Gini Impurity Splitting Criteria

Two important questions that arise here are: which attribute do we choose? How do we choose the cutoff point for assigning to the left and right subsets?

CART does this by selecting the variable and split that result in the greatest decrease in gini impurity. This decrease is calculated by subtracting the gini impurity of both child nodes from that of the parent. The gini impurity is reported at each node. For example, the root node in the figure above has gini impurity \( = 0.328 \).

Gini impurity is an interesting metric for how "mixed" a set of data is, using this process:


For example, if the proportion of a label is \( p \), then the probability of a random data point getting the wrong label is \( p(1-p) + (1-p)p = 2p(1-p) \). This is maximized at \( p = 0.5 \), when the data is evenly split. This concept can be extended to sets with multiple labels by summing up \( p_i (1-p_i) \) for each label class \( i \).

There is an alternative metric called "information gain criteria", but research on their differences suggests that both metrics are interchangeable.

My Decision Tree





The code for generating and plotting this decision tree can be found here: decision_tree.txt.

Note that there might be slight differences in the decision tree generated each time this code is run. This is because if two splits are tied for the "best", the choice of splits is chosen randomly.

Score and Confusion Matrix


The sklearn decision tree classifier module has a "score" method that returns the subset accuracy of my model, which is simply the percentage of data points that are correctly labeled.


The accuracy is surprisingly good at around 92.25%! Next, let's take a look at the confusion matrix for my model.
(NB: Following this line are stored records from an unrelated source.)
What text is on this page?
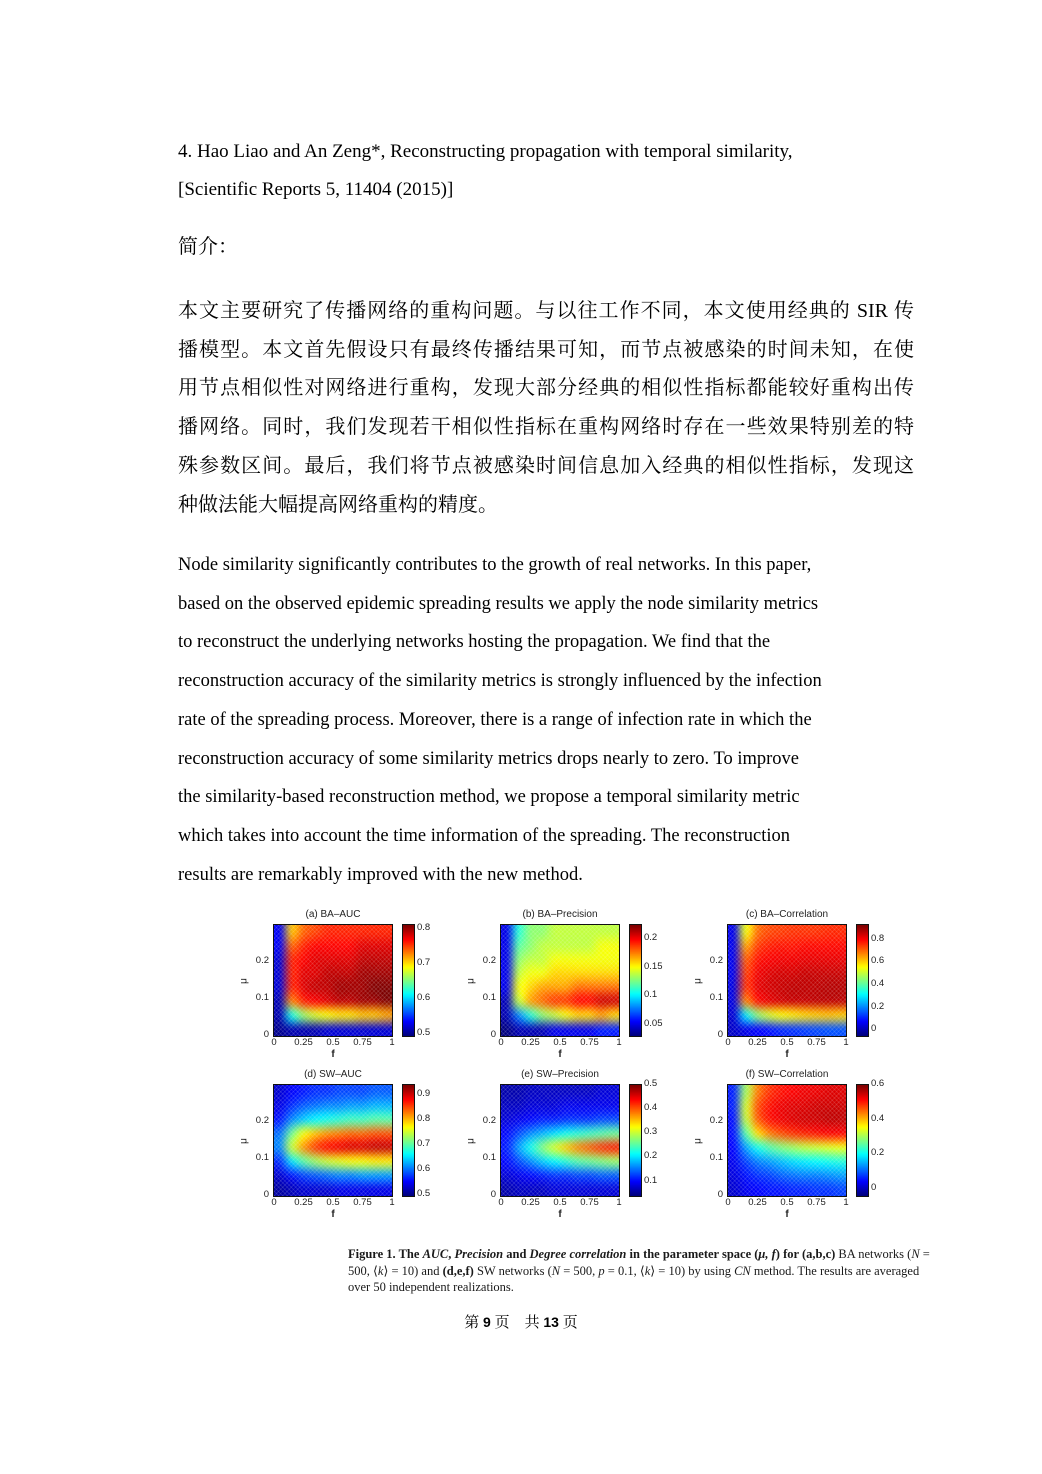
4. Hao Liao and An Zeng*, Reconstructing propagation with temporal similarity,
[Scientific Reports 5, 11404 (2015)]
简介：
本文主要研究了传播网络的重构问题。与以往工作不同，本文使用经典的 SIR 传
播模型。本文首先假设只有最终传播结果可知，而节点被感染的时间未知，在使
用节点相似性对网络进行重构，发现大部分经典的相似性指标都能较好重构出传
播网络。同时，我们发现若干相似性指标在重构网络时存在一些效果特别差的特
殊参数区间。最后，我们将节点被感染时间信息加入经典的相似性指标，发现这
种做法能大幅提高网络重构的精度。
Node similarity significantly contributes to the growth of real networks. In this paper,
based on the observed epidemic spreading results we apply the node similarity metrics
to reconstruct the underlying networks hosting the propagation. We find that the
reconstruction accuracy of the similarity metrics is strongly influenced by the infection
rate of the spreading process. Moreover, there is a range of infection rate in which the
reconstruction accuracy of some similarity metrics drops nearly to zero. To improve
the similarity-based reconstruction method, we propose a temporal similarity metric
which takes into account the time information of the spreading. The reconstruction
results are remarkably improved with the new method.
(a) BA–AUC
μ
0.2
0.1
0
0.8
0.7
0.6
0.5
0 0.25 0.5 0.75 1
f
(b) BA–Precision
μ
0.2
0.1
0
0.2
0.15
0.1
0.05
0 0.25 0.5 0.75 1
f
(c) BA–Correlation
μ
0.2
0.1
0
0.8
0.6
0.4
0.2
0
0 0.25 0.5 0.75 1
f
(d) SW–AUC
μ
0.2
0.1
0
0.9
0.8
0.7
0.6
0.5
0 0.25 0.5 0.75 1
f
(e) SW–Precision
μ
0.2
0.1
0
0.5
0.4
0.3
0.2
0.1
0 0.25 0.5 0.75 1
f
(f) SW–Correlation
μ
0.2
0.1
0
0.6
0.4
0.2
0
0 0.25 0.5 0.75 1
f
Figure 1. The AUC, Precision and Degree correlation in the parameter space (μ, f) for (a,b,c) BA networks (N = 500, ⟨k⟩ = 10) and (d,e,f) SW networks (N = 500, p = 0.1, ⟨k⟩ = 10) by using CN method. The results are averaged over 50 independent realizations.
第 9 页  共 13 页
Good thing for us, sklearn has a module to do this for us.


As shown above, it produces a matrix with the \( (i,j) \) entry containing the number of data points that has true label \( i \), but is classified \( j \) by our model.

Note that the diagonals entries have coordinates \( (i,i) \) and therefore contain the number of data points that are correctly labeled by our model. Also notice that in the figure above, there are only \( 9 + 3 \) mislabled data points in the off diagonal!



My CART decision tree model turned out surprisingly well. I will analyze this data set with a random forest model in part 2 of this article, as well as take a deeper look at the variables that our model decided were important.